The Comparison Theorem is a valuable tool used to determine the convergence or divergence of improper integrals. It works by comparing a complex integral to a simpler one, for which the behavior is well known. The idea is, if you have two functions, say \( f(x) \) and \( g(x) \), where \( 0 \leq f(x) \leq g(x) \) for all \( x \) in the domain of interest, and if \( \int g(x) \, dx \) diverges, then \( \int f(x) \, dx \) also diverges.

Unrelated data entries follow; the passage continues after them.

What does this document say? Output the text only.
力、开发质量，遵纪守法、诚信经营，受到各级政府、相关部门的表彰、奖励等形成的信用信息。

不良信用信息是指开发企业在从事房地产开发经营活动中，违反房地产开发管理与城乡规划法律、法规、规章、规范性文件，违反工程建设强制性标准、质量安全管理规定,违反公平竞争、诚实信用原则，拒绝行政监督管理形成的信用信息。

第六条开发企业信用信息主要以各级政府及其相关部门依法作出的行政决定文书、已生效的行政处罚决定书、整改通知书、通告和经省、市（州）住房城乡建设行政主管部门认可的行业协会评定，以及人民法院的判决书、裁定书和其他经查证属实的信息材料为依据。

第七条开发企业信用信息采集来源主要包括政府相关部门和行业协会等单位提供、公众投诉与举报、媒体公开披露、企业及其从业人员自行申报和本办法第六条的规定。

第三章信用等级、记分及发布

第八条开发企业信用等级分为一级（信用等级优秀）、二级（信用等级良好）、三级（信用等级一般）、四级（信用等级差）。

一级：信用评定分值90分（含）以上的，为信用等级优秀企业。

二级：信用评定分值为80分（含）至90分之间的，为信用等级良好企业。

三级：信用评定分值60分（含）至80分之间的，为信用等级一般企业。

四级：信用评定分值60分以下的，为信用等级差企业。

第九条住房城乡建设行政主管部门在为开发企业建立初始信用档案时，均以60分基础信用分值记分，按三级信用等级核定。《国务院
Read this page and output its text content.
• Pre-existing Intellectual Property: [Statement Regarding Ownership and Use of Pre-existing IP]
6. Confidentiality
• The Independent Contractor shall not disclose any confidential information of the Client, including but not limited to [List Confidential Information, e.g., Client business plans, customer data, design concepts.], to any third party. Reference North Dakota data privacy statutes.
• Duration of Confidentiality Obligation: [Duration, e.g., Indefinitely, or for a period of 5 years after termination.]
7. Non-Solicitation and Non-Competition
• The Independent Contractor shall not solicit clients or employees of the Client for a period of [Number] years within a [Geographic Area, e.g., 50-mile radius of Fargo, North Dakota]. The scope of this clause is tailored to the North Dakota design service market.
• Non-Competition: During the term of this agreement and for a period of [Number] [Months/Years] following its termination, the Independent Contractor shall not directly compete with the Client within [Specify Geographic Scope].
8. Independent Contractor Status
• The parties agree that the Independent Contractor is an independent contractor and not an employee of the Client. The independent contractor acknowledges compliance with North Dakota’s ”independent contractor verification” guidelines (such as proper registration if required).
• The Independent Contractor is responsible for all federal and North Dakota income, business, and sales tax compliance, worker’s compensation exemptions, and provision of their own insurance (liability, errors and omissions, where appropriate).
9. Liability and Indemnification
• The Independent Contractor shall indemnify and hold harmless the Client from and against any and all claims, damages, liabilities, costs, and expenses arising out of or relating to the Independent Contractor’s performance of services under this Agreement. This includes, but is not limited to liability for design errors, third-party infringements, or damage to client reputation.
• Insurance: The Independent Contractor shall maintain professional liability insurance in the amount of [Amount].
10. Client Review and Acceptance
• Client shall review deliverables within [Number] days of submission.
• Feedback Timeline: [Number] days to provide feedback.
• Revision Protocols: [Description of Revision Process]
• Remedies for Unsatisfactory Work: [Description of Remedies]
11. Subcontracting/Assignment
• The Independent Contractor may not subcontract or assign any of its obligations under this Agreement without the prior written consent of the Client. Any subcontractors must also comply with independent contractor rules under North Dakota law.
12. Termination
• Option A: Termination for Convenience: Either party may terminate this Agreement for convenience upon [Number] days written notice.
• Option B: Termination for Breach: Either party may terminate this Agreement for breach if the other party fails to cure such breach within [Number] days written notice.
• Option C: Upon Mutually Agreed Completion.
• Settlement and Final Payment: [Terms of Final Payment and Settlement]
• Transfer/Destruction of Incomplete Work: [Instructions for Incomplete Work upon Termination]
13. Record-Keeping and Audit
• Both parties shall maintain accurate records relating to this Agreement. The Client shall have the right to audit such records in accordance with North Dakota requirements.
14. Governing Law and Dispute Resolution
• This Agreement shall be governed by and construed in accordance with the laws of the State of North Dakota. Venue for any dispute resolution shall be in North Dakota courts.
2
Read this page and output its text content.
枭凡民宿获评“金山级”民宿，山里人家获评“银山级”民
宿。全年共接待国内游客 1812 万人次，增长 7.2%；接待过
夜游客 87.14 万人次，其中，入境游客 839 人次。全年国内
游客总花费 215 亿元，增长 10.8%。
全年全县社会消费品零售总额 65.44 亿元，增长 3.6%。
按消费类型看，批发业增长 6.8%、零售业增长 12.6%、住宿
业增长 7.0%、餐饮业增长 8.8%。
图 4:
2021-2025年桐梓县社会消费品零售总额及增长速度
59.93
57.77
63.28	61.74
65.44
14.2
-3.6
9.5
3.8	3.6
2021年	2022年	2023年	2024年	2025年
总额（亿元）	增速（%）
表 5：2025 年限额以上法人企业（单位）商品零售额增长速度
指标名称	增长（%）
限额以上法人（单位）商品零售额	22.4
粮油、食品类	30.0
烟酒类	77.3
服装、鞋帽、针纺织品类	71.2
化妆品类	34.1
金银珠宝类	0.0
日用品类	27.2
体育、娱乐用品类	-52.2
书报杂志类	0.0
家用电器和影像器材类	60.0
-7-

In the given exercise, you must analyze the integral \( \int_{1}^{\infty} \frac{3-\sin(x)}{2x-1} \, dx \). The function \( \frac{3-\sin(x)}{2x-1} \) is more complex. So, we compare it to another function, \( \frac{2}{2x-1} \), which is simpler and dominates the behavior of the original function over the interval of integration. By establishing the inequality \( \frac{2}{2x-1} \leq \frac{3-\sin(x)}{2x-1} \leq \frac{4}{2x-1} \), we can apply the Comparison Theorem. If the simpler integral diverges, our original integral also diverges, confirming the solution using this theorem.

Divergence in the context of integrals refers to a situation where an integral does not settle to a finite value. This occurs in improper integrals when the limit does not exist or is infinite. In the exercise, you've seen the integral \( \int_{1}^{\infty} \frac{1}{u} \, du \). This is a classic example of a divergent integral because it does not converge to a finite number as \( u \) approaches infinity.

When dealing with improper integrals, recognizing divergence is crucial because it can immediately conclude that further evaluation will not yield a finite result. Divergence is identified if, as you approach the bounds of integration, the function does not taper off but instead heads toward infinity or oscillates without settling. This property is a cornerstone in proving divergence using the Comparison Theorem: show that the comparison function diverges, and thus, so does the original integral.

p-Integrals are a specific kind of integral of the form \( \int_{a}^{b} \frac{1}{x^p} \, dx \). Whether they converge or diverge depends on the value of \( p \) and the limits of integration. A commonly referenced case is \( \int_{1}^{\infty} \frac{1}{x} \, dx \) where \( p = 1 \), which is known to diverge.

In the exercise, after transforming and simplifying the integral using substitution, it becomes clear how a p-integral plays a role. The integral \( \int_{1}^{\infty} \frac{1}{u} \, du \) shows how \( p = 1 \) causes this specific p-integral to diverge. In general:

• If \( p > 1 \), the improper integral \( \int_{1}^{\infty} \frac{1}{x^p} \, dx \) converges.
• If \( p \leq 1 \), it diverges.

Understanding p-integrals helps in properly evaluating and predicting the behavior of more complex integrals, like those seen with the Comparison Theorem and in divergence assessments. Thus, they serve as a guideline for other similar integrals.